1995年から1997年にかけて、滋賀県朽木村においてニホンツキノワグマ(Ursus thibetanus japonicus)のメス2個体をラジオテレメトリー法により追跡し、その行動特性と生息環境利用の季節変化を明らかにした。両個体とも各年の行動圏には若干の違いがみられたものの、定着性の行動圏を有しており、調査期間中の2頭の行動圏面積は1,935ha、2,550haであった。行動特性および生息環境利用は季節によって変化し、冬眠から覚めてから行動範囲を拡大する春期、その範囲内の低標高地を利用する夏期、それまでの行動圏から離れた場所へ移動する初秋期、標高の高い場所を集中的に利用する秋期、行動圏を縮小して冬眠に入る晩秋期に分けられた。

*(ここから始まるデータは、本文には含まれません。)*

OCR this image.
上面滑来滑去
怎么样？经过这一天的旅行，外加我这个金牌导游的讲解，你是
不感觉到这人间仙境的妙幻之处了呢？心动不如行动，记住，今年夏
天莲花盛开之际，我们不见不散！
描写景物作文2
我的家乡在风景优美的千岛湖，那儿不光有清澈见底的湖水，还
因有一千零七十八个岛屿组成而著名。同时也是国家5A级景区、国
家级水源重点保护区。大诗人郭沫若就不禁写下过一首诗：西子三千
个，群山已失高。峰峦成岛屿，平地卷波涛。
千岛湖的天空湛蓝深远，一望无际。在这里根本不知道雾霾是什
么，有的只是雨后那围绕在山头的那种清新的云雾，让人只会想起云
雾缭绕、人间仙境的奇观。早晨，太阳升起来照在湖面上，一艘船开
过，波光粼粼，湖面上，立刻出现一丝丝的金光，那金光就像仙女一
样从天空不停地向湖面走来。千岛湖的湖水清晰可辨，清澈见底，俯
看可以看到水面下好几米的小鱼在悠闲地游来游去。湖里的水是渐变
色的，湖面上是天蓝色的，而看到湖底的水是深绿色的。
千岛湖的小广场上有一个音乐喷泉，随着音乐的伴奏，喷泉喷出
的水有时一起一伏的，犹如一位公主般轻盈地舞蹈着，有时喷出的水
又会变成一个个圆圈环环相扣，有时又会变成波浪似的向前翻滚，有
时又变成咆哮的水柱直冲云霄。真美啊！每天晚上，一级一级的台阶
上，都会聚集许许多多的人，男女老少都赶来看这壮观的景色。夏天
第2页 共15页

行動パターンと植生の関係をみると、夏期はスギ・ヒノキ人工林に出現する頻度が高く、この時期にスギ(Cryptomeria japonica)やヒノキ(Chamaecyparis obtusa)に対して発生するクマハギ行動との関係性が示唆された。また、標高が高い場所の落葉広葉樹林での滞在と、大きな移動がみられた初秋期以降は、堅果類の結実状況が調査個体の行動パターンに影響を与えていることが推測された。